Some suggestions have also been put forth by developers to bring down the cost of pollution control equipment such as by the exemption of excise and customs duty and GST for equipment. Also, they have suggested that the present limit of 30 per cent equity to be met by plants be relaxed to 10 per cent as this will enable plants to raise the funds comfortably and encourage the early installation of pollution control equipment. It has also been suggested that the National Clean Energy Fund (NCEF) accrued through coal cess may be utilised for funding utilities to install pollution control equipment. The amount of coal cess collected may be reduced for TPPs complying with the new environmental norms as well.

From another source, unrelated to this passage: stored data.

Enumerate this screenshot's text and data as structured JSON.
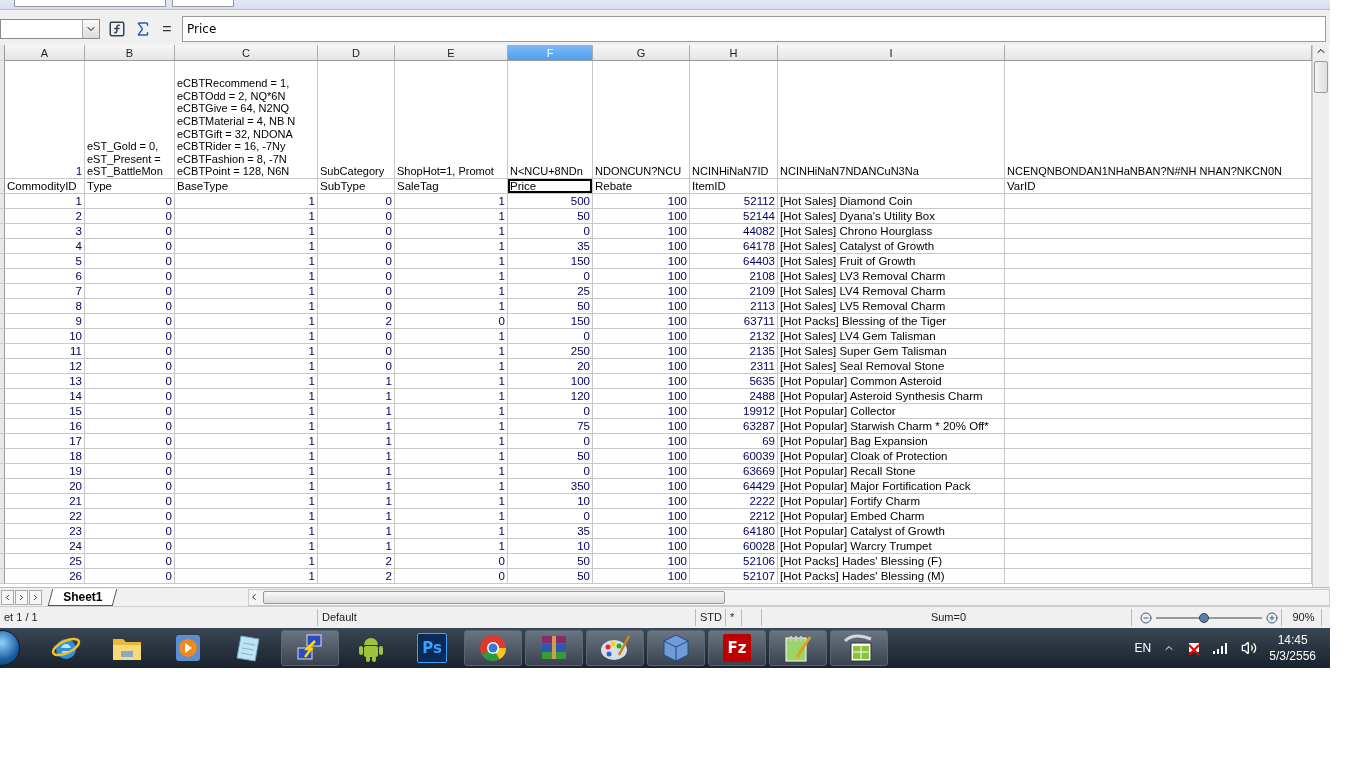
{
  "formula_bar": {
    "equals": "=",
    "formula": "Price"
  },
  "table": {
    "columns": [
      {
        "label": "A",
        "selected": false,
        "kind": "number"
      },
      {
        "label": "B",
        "selected": false,
        "kind": "number"
      },
      {
        "label": "C",
        "selected": false,
        "kind": "number"
      },
      {
        "label": "D",
        "selected": false,
        "kind": "number"
      },
      {
        "label": "E",
        "selected": false,
        "kind": "number"
      },
      {
        "label": "F",
        "selected": true,
        "kind": "number"
      },
      {
        "label": "G",
        "selected": false,
        "kind": "number"
      },
      {
        "label": "H",
        "selected": false,
        "kind": "number"
      },
      {
        "label": "I",
        "selected": false,
        "kind": "text"
      },
      {
        "selected": false,
        "kind": "text"
      }
    ],
    "heading_rows": [
      {
        "cells": [
          {
            "lines": [
              "1"
            ],
            "kind": "number",
            "selected": false
          },
          {
            "lines": [
              "eST_Gold = 0,",
              "eST_Present =",
              "eST_BattleMon"
            ],
            "kind": "text",
            "selected": false
          },
          {
            "lines": [
              "eCBTRecommend = 1,",
              "eCBTOdd = 2,  NQ*6N",
              "eCBTGive = 64,  N2NQ",
              "eCBTMaterial = 4, NB N",
              "eCBTGift = 32, NDONA",
              "eCBTRider = 16,  -7Ny",
              "eCBTFashion = 8, -7N",
              "eCBTPoint = 128, N6N"
            ],
            "kind": "text",
            "selected": false
          },
          {
            "lines": [
              "SubCategory"
            ],
            "kind": "text",
            "selected": false
          },
          {
            "lines": [
              "ShopHot=1, Promot"
            ],
            "kind": "text",
            "selected": false
          },
          {
            "lines": [
              "N<NCU+8NDn"
            ],
            "kind": "text",
            "selected": false
          },
          {
            "lines": [
              "NDONCUN?NCU"
            ],
            "kind": "text",
            "selected": false
          },
          {
            "lines": [
              "NCINHiNaN7ID"
            ],
            "kind": "text",
            "selected": false
          },
          {
            "lines": [
              "NCINHiNaN7NDANCuN3Na"
            ],
            "kind": "text",
            "selected": false
          },
          {
            "lines": [
              "NCENQNBONDAN1NHaNBAN?N#NH NHAN?NKCN0N"
            ],
            "kind": "text",
            "selected": false
          }
        ]
      },
      {
        "cells": [
          {
            "lines": [
              "CommodityID"
            ],
            "kind": "text",
            "selected": false
          },
          {
            "lines": [
              "Type"
            ],
            "kind": "text",
            "selected": false
          },
          {
            "lines": [
              "BaseType"
            ],
            "kind": "text",
            "selected": false
          },
          {
            "lines": [
              "SubType"
            ],
            "kind": "text",
            "selected": false
          },
          {
            "lines": [
              "SaleTag"
            ],
            "kind": "text",
            "selected": false
          },
          {
            "lines": [
              "Price"
            ],
            "kind": "text",
            "selected": true
          },
          {
            "lines": [
              "Rebate"
            ],
            "kind": "text",
            "selected": false
          },
          {
            "lines": [
              "ItemID"
            ],
            "kind": "text",
            "selected": false
          },
          {
            "kind": "text",
            "selected": false
          },
          {
            "lines": [
              "VarID"
            ],
            "kind": "text",
            "selected": false
          }
        ]
      }
    ],
    "rows": [
      [
        "1",
        "0",
        "1",
        "0",
        "1",
        "500",
        "100",
        "52112",
        "[Hot Sales] Diamond Coin"
      ],
      [
        "2",
        "0",
        "1",
        "0",
        "1",
        "50",
        "100",
        "52144",
        "[Hot Sales] Dyana's Utility Box"
      ],
      [
        "3",
        "0",
        "1",
        "0",
        "1",
        "0",
        "100",
        "44082",
        "[Hot Sales] Chrono Hourglass"
      ],
      [
        "4",
        "0",
        "1",
        "0",
        "1",
        "35",
        "100",
        "64178",
        "[Hot Sales] Catalyst of Growth"
      ],
      [
        "5",
        "0",
        "1",
        "0",
        "1",
        "150",
        "100",
        "64403",
        "[Hot Sales] Fruit of Growth"
      ],
      [
        "6",
        "0",
        "1",
        "0",
        "1",
        "0",
        "100",
        "2108",
        "[Hot Sales] LV3 Removal Charm"
      ],
      [
        "7",
        "0",
        "1",
        "0",
        "1",
        "25",
        "100",
        "2109",
        "[Hot Sales] LV4 Removal Charm"
      ],
      [
        "8",
        "0",
        "1",
        "0",
        "1",
        "50",
        "100",
        "2113",
        "[Hot Sales] LV5 Removal Charm"
      ],
      [
        "9",
        "0",
        "1",
        "2",
        "0",
        "150",
        "100",
        "63711",
        "[Hot Packs] Blessing of the Tiger"
      ],
      [
        "10",
        "0",
        "1",
        "0",
        "1",
        "0",
        "100",
        "2132",
        "[Hot Sales] LV4 Gem Talisman"
      ],
      [
        "11",
        "0",
        "1",
        "0",
        "1",
        "250",
        "100",
        "2135",
        "[Hot Sales] Super Gem Talisman"
      ],
      [
        "12",
        "0",
        "1",
        "0",
        "1",
        "20",
        "100",
        "2311",
        "[Hot Sales] Seal Removal Stone"
      ],
      [
        "13",
        "0",
        "1",
        "1",
        "1",
        "100",
        "100",
        "5635",
        "[Hot Popular] Common Asteroid"
      ],
      [
        "14",
        "0",
        "1",
        "1",
        "1",
        "120",
        "100",
        "2488",
        "[Hot Popular] Asteroid Synthesis Charm"
      ],
      [
        "15",
        "0",
        "1",
        "1",
        "1",
        "0",
        "100",
        "19912",
        "[Hot Popular] Collector"
      ],
      [
        "16",
        "0",
        "1",
        "1",
        "1",
        "75",
        "100",
        "63287",
        "[Hot Popular] Starwish Charm * 20% Off*"
      ],
      [
        "17",
        "0",
        "1",
        "1",
        "1",
        "0",
        "100",
        "69",
        "[Hot Popular] Bag Expansion"
      ],
      [
        "18",
        "0",
        "1",
        "1",
        "1",
        "50",
        "100",
        "60039",
        "[Hot Popular] Cloak of Protection"
      ],
      [
        "19",
        "0",
        "1",
        "1",
        "1",
        "0",
        "100",
        "63669",
        "[Hot Popular] Recall Stone"
      ],
      [
        "20",
        "0",
        "1",
        "1",
        "1",
        "350",
        "100",
        "64429",
        "[Hot Popular] Major Fortification Pack"
      ],
      [
        "21",
        "0",
        "1",
        "1",
        "1",
        "10",
        "100",
        "2222",
        "[Hot Popular] Fortify Charm"
      ],
      [
        "22",
        "0",
        "1",
        "1",
        "1",
        "0",
        "100",
        "2212",
        "[Hot Popular] Embed Charm"
      ],
      [
        "23",
        "0",
        "1",
        "1",
        "1",
        "35",
        "100",
        "64180",
        "[Hot Popular] Catalyst of Growth"
      ],
      [
        "24",
        "0",
        "1",
        "1",
        "1",
        "10",
        "100",
        "60028",
        "[Hot Popular] Warcry Trumpet"
      ],
      [
        "25",
        "0",
        "1",
        "2",
        "0",
        "50",
        "100",
        "52106",
        "[Hot Packs] Hades' Blessing (F)"
      ],
      [
        "26",
        "0",
        "1",
        "2",
        "0",
        "50",
        "100",
        "52107",
        "[Hot Packs] Hades' Blessing (M)"
      ]
    ]
  },
  "sheet_tabs": [
    {
      "label": "Sheet1",
      "selected": true
    }
  ],
  "status_bar": {
    "sheet": "et 1 / 1",
    "style": "Default",
    "mode": "STD",
    "modified": "*",
    "sum": "Sum=0",
    "zoom": {
      "level": 0.45,
      "reading": "90%"
    }
  },
  "taskbar": {
    "items": [
      {
        "kind": "browser",
        "selected": false
      },
      {
        "kind": "folder",
        "selected": false
      },
      {
        "kind": "player",
        "selected": false
      },
      {
        "kind": "notepad",
        "selected": false
      },
      {
        "kind": "network",
        "selected": true
      },
      {
        "kind": "android",
        "selected": false
      },
      {
        "kind": "photoshop",
        "label": "Ps",
        "selected": false
      },
      {
        "kind": "chrome",
        "selected": true
      },
      {
        "kind": "archive",
        "selected": true
      },
      {
        "kind": "paint",
        "selected": true
      },
      {
        "kind": "cube",
        "selected": true
      },
      {
        "kind": "ftp",
        "label": "Fz",
        "selected": true
      },
      {
        "kind": "editor",
        "selected": true
      },
      {
        "kind": "calc",
        "selected": true
      }
    ],
    "language": "EN",
    "time": "14:45",
    "date": "5/3/2556"
  }
}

There are a few concerns that still linger over technology preparedness as well as raw material management. “One of the key challenges pertains to meeting the NOx emission norms, as there are currently no proven technologies for NOx emission control. Technologies like SCR and SNCR are not yet proven to meet the NOx emission norms under Indian conditions. NTPC has, recently studied and tested indigenous NOx emission control technologies for one of its TPPs. Another challenge regarding the provision and disposal of limestone, one of the critical raw materials for FGD systems,” says Khurana. Moreover, developers continue to remain on a sticky wicket in terms of financing. “Apart from the operating issues, the timely implementation of these norms is linked to the ability of project developers to secure debt and equity funding for the additional capital investment. This is especially challenging in the private sector, given that many IPPs are already facing stressed finances. Moreover, many of these projects lack long-term PPAs, which is a key constraining factor in raising funding,” notes Majumdar.
Despite these concerns, going forward, it is expected that costs would come down as the country’s emission control market is expected to experience a major boom, as both global and domestic vendors seek to capture a growing share of the market. Further, as indigenous capacities ramp up, costs could come down as well, which should ease the pressure for gencos.
To sum up, the power ministry’s efforts at resolving the cost recovery concerns would help galvanise investments in emission control technology and help the sector’s transition towards cleaner energy.